In Zdunski v. Erie 2-Chautauqua-Cattaraugus BOCES, the Second Circuit Court of Appeals said that failure to repeatedly attend mandatory LGBTQ anti-discrimination trainings was not protected by an employee’s claim for religious discrimination. Here, a public school in New York mandated a LGBTQ anti-discrimination training to “maintain an environment free of harassment and discrimination” when a transgender employee requested reasonable accommodations to assist them in their gender transition. The training was also considered a supplement to New York’s mandatory Dignity for All Students Act (DASA) which requires public schools to create a safe and supportive environment free from discrimination and harassment on school property.

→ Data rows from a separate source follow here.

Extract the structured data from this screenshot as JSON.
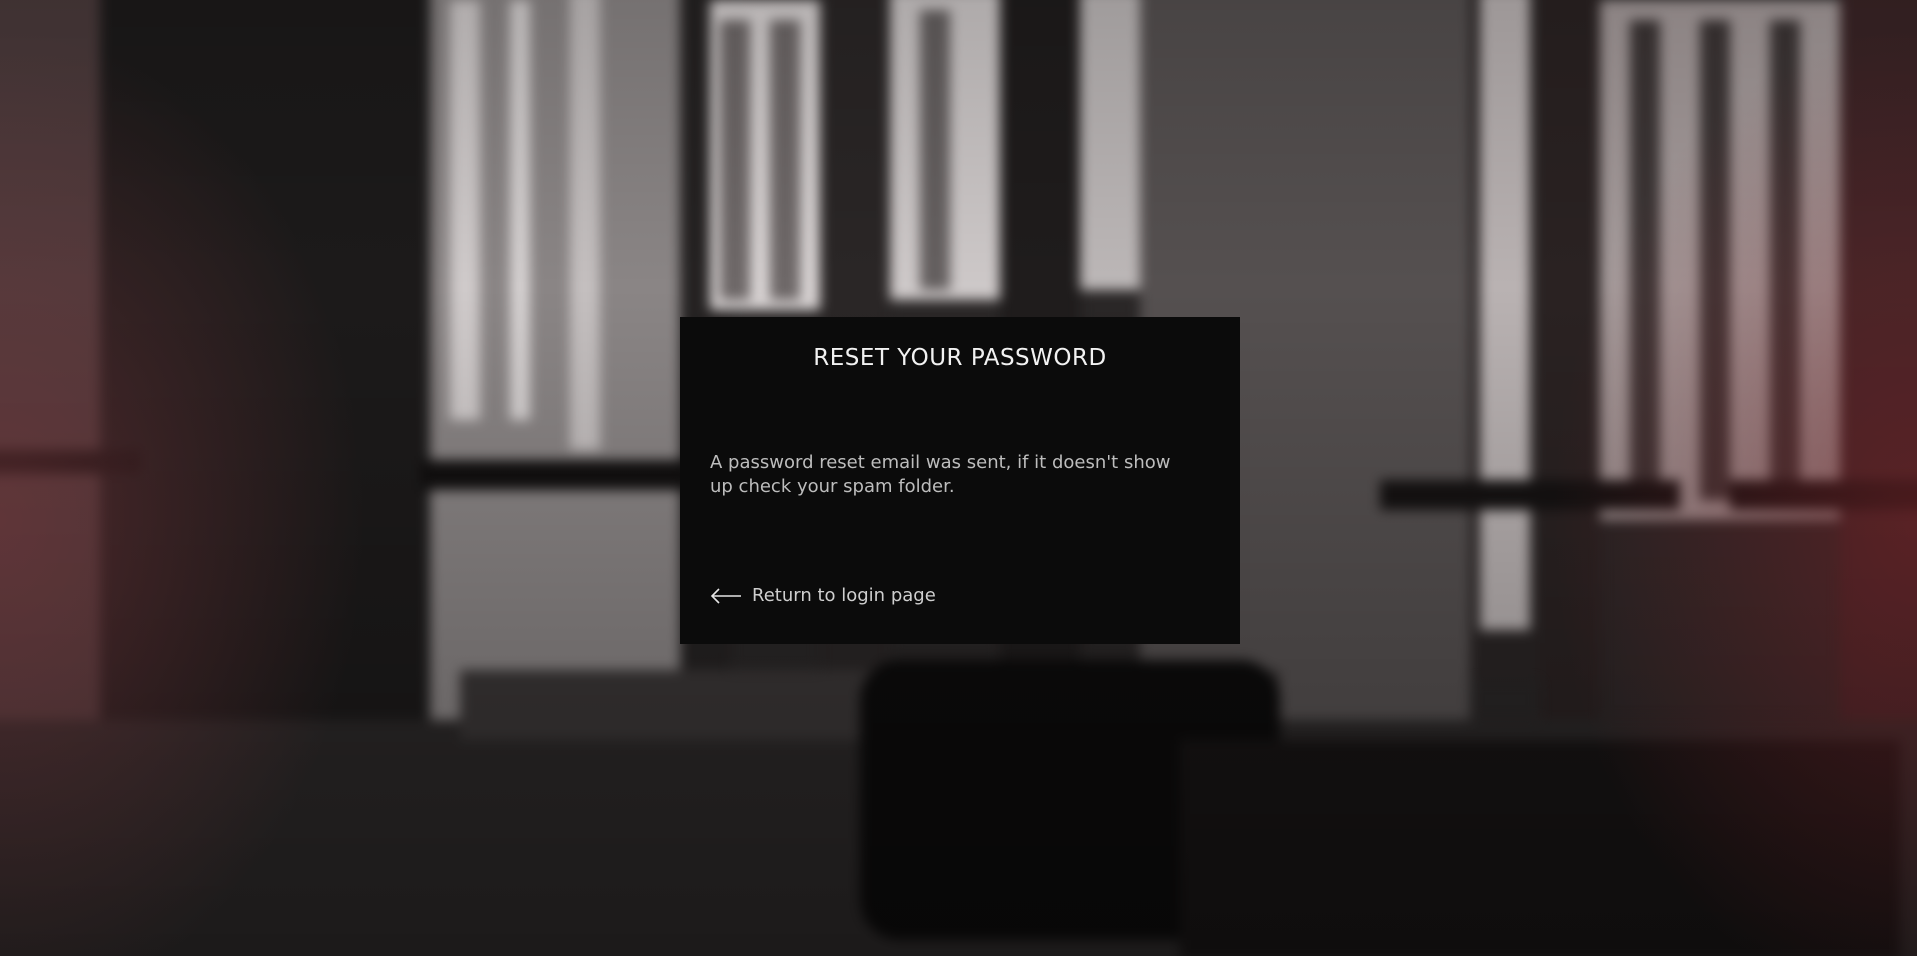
{
  "page": {
    "title": "RESET YOUR PASSWORD",
    "message": "A password reset email was sent, if it doesn't show up check your spam folder.",
    "return_link_label": "Return to login page",
    "return_icon": "arrow-left-icon"
  },
  "colors": {
    "card_background": "#0b0b0b",
    "title_text": "#f2f2f2",
    "body_text": "#bdbdbd",
    "backdrop_base": "#2a2727",
    "backdrop_tint": "#783741"
  }
}
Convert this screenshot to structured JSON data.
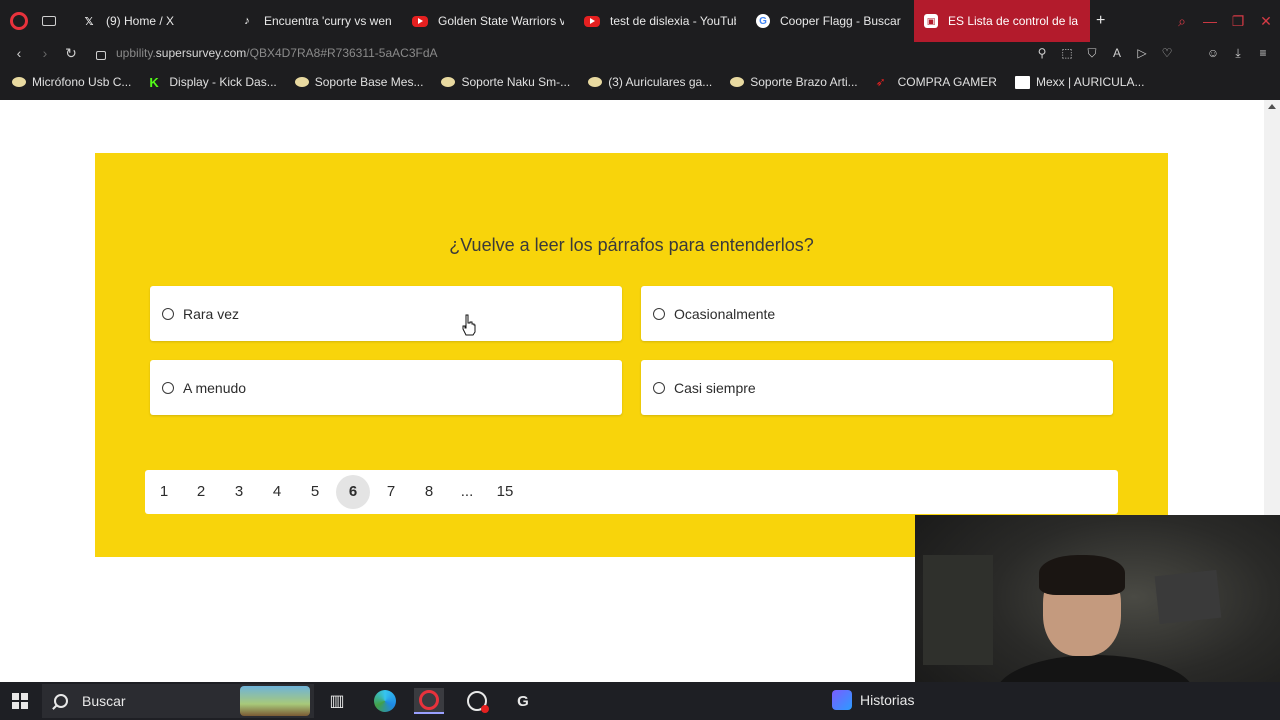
{
  "browser": {
    "tabs": [
      {
        "title": "(9) Home / X",
        "icon": "x-logo-icon",
        "active": false
      },
      {
        "title": "Encuentra 'curry vs wen",
        "icon": "tiktok-icon",
        "active": false
      },
      {
        "title": "Golden State Warriors v",
        "icon": "youtube-icon",
        "active": false
      },
      {
        "title": "test de dislexia - YouTub",
        "icon": "youtube-icon",
        "active": false
      },
      {
        "title": "Cooper Flagg - Buscar c",
        "icon": "google-icon",
        "active": false
      },
      {
        "title": "ES Lista de control de la d",
        "icon": "supersurvey-icon",
        "active": true
      }
    ],
    "address": {
      "prefix": "upbility.",
      "host": "supersurvey.com",
      "path": "/QBX4D7RA8#R736311-5aAC3FdA"
    },
    "bookmarks": [
      {
        "label": "Micrófono Usb C...",
        "icon": "bookmark-icon"
      },
      {
        "label": "Display - Kick Das...",
        "icon": "kick-icon"
      },
      {
        "label": "Soporte Base Mes...",
        "icon": "bookmark-icon"
      },
      {
        "label": "Soporte Naku Sm-...",
        "icon": "bookmark-icon"
      },
      {
        "label": "(3) Auriculares ga...",
        "icon": "bookmark-icon"
      },
      {
        "label": "Soporte Brazo Arti...",
        "icon": "bookmark-icon"
      },
      {
        "label": "COMPRA GAMER",
        "icon": "compra-gamer-icon"
      },
      {
        "label": "Mexx | AURICULA...",
        "icon": "mexx-icon"
      }
    ]
  },
  "survey": {
    "question": "¿Vuelve a leer los párrafos para entenderlos?",
    "options": [
      "Rara vez",
      "Ocasionalmente",
      "A menudo",
      "Casi siempre"
    ],
    "pages": [
      "1",
      "2",
      "3",
      "4",
      "5",
      "6",
      "7",
      "8",
      "...",
      "15"
    ],
    "current_page": "6",
    "accent_color": "#f8d40b"
  },
  "taskbar": {
    "search_label": "Buscar",
    "historias_label": "Historias"
  }
}
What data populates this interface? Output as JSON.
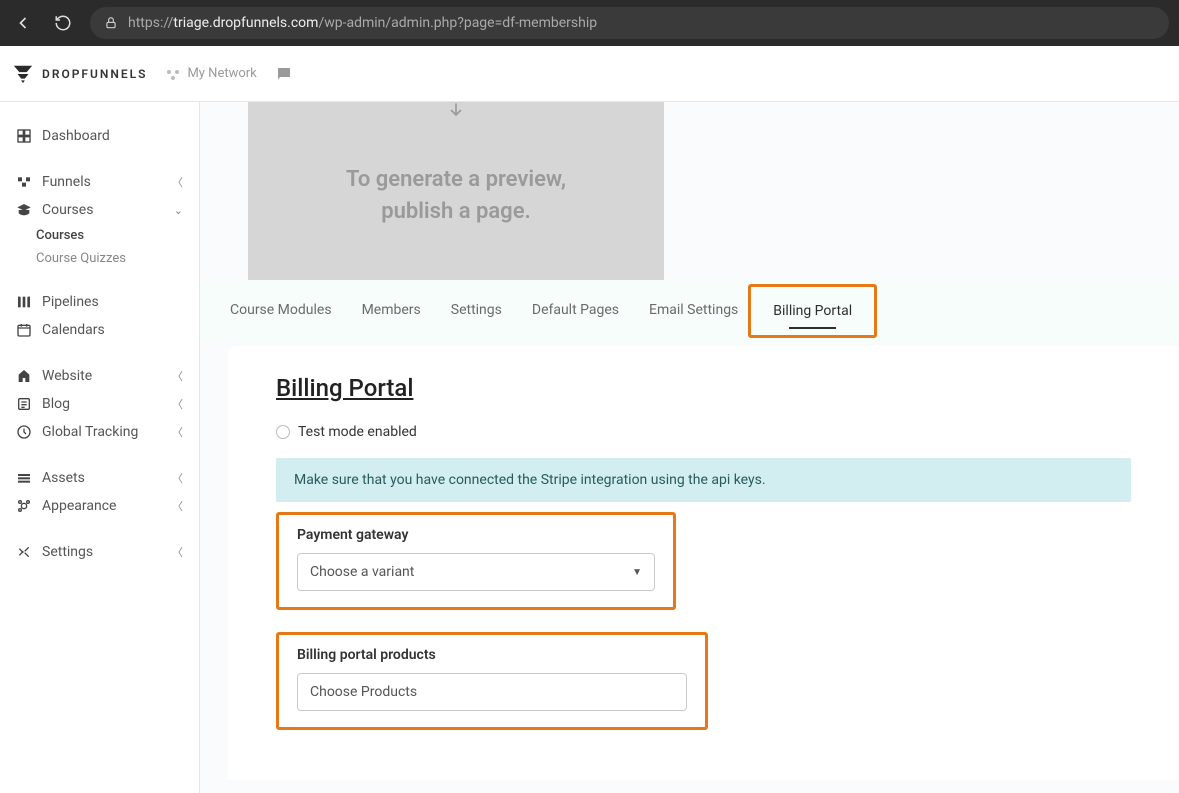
{
  "browser": {
    "url_prefix": "https://",
    "url_domain": "triage.dropfunnels.com",
    "url_path": "/wp-admin/admin.php?page=df-membership"
  },
  "header": {
    "brand": "DROPFUNNELS",
    "my_network": "My Network"
  },
  "sidebar": {
    "dashboard": "Dashboard",
    "funnels": "Funnels",
    "courses": "Courses",
    "courses_sub": {
      "courses": "Courses",
      "quizzes": "Course Quizzes"
    },
    "pipelines": "Pipelines",
    "calendars": "Calendars",
    "website": "Website",
    "blog": "Blog",
    "global_tracking": "Global Tracking",
    "assets": "Assets",
    "appearance": "Appearance",
    "settings": "Settings"
  },
  "preview": {
    "line1": "To generate a preview,",
    "line2": "publish a page."
  },
  "tabs": {
    "modules": "Course Modules",
    "members": "Members",
    "settings": "Settings",
    "default_pages": "Default Pages",
    "email_settings": "Email Settings",
    "billing_portal": "Billing Portal"
  },
  "panel": {
    "title": "Billing Portal",
    "test_mode": "Test mode enabled",
    "info": "Make sure that you have connected the Stripe integration using the api keys.",
    "gateway_label": "Payment gateway",
    "gateway_placeholder": "Choose a variant",
    "products_label": "Billing portal products",
    "products_placeholder": "Choose Products"
  }
}
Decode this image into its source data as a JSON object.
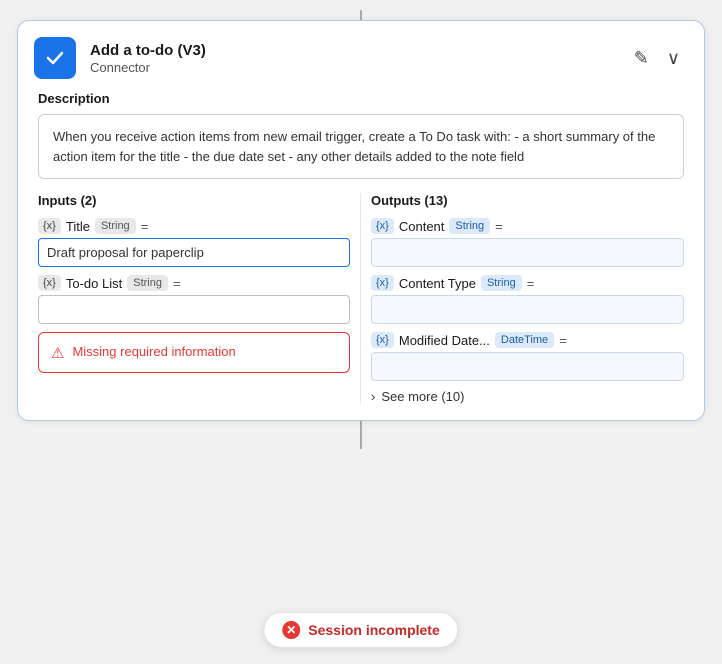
{
  "header": {
    "title": "Add a to-do (V3)",
    "subtitle": "Connector",
    "edit_label": "✎",
    "chevron_label": "∨"
  },
  "description": {
    "label": "Description",
    "text": "When you receive action items from new email trigger, create a To Do task with: - a short summary of the action item for the title - the due date set - any other details added to the note field"
  },
  "inputs": {
    "header": "Inputs (2)",
    "fields": [
      {
        "var_badge": "{x}",
        "name": "Title",
        "type": "String",
        "eq": "=",
        "value": "Draft proposal for paperclip",
        "filled": true
      },
      {
        "var_badge": "{x}",
        "name": "To-do List",
        "type": "String",
        "eq": "=",
        "value": "",
        "filled": false
      }
    ],
    "error": {
      "icon": "⚠",
      "text": "Missing required information"
    }
  },
  "outputs": {
    "header": "Outputs (13)",
    "fields": [
      {
        "var_badge": "{x}",
        "name": "Content",
        "type": "String",
        "eq": "=",
        "value": ""
      },
      {
        "var_badge": "{x}",
        "name": "Content Type",
        "type": "String",
        "eq": "=",
        "value": ""
      },
      {
        "var_badge": "{x}",
        "name": "Modified Date...",
        "type": "DateTime",
        "eq": "=",
        "value": ""
      }
    ],
    "see_more": {
      "count": "(10)",
      "text": "See more"
    }
  },
  "session": {
    "icon": "✕",
    "text": "Session incomplete"
  }
}
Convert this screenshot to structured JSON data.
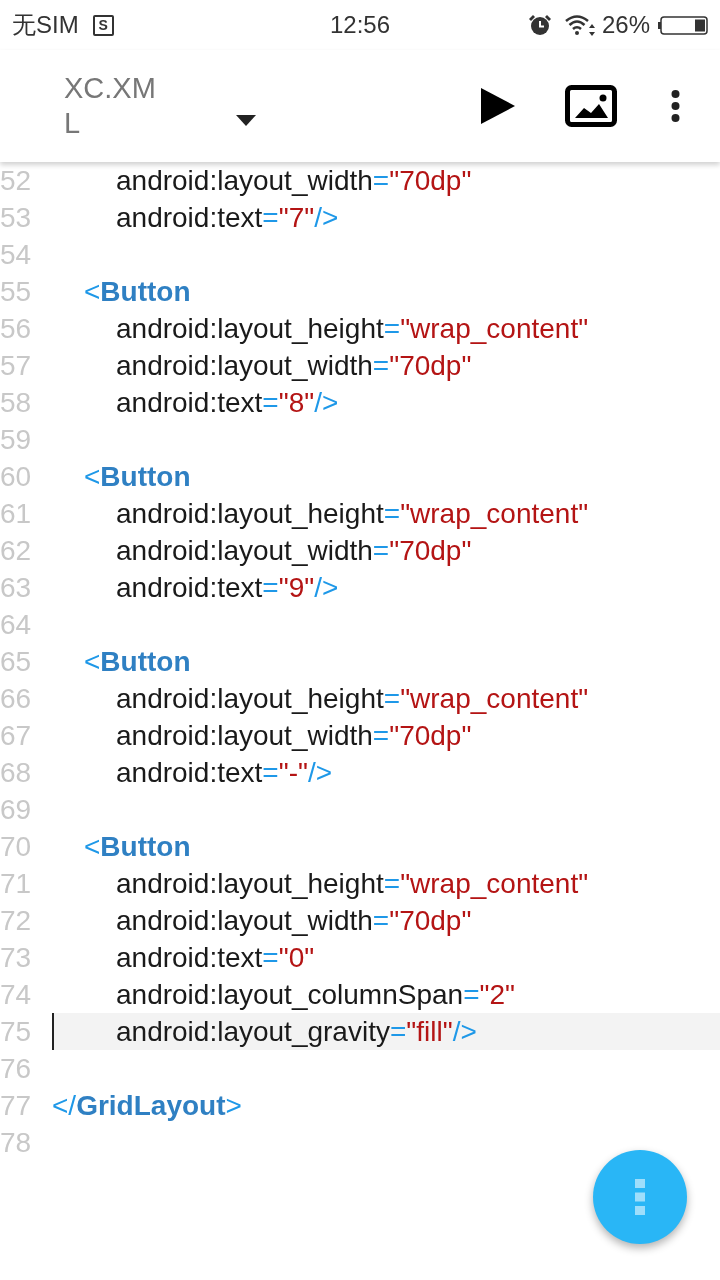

An account clerk for the school told his supervisor that he would not attend the training since it would be against his religious beliefs as a devout Christian. He requested the school provide a training about discrimination against Christians. The employee also posted a public statement on his personal Facebook page that criticized the mandatory training. The school notified the employees who missed the mandatory training that they were required to take a make-up training. The account clerk once again requested a training to counter discrimination against Christians but never lodged a formal complaint about religious discrimination. In a meeting following this email, the account clerk was issued a counseling memo for insubordination and was directed to attend the make-up training or face discipline up to, and including, termination. He did not attend the training and was terminated. He then filed a claim for unlawful discrimination.

In his claim, the account clerk alleged the training was meant to change his religious beliefs about gender and sexuality and attendance would have caused him to violate religious teachings. The Second Circuit agreed with the lower court’s ruling that the employee failed to provide sufficient evidence to support his claims. The evidence in the record supported the school’s position that he was terminated due to repeatedly refusing to attend a mandatory training. It was the employee who made an unsupported assumption that the school thought he was bigoted due to his religious beliefs. The employee did not provide any evidence that he was treated differently from other employees who refused to attend the training. The Court also noted that the employer would have violated its training requirements under DASA if it allowed the employee to avoid the training. Employers should note that the employer’s documentation of the employee’s refusal to attend training, a statutory requirement to provide training, and consistent treatment of all employees avoiding the training led to a ruling in the employer’s favor.


Action Items

  1. Provide consistent anti-discrimination and anti-harassment trainings to all employees.
  2. Document attendance and refusals to attend consistent with company policy.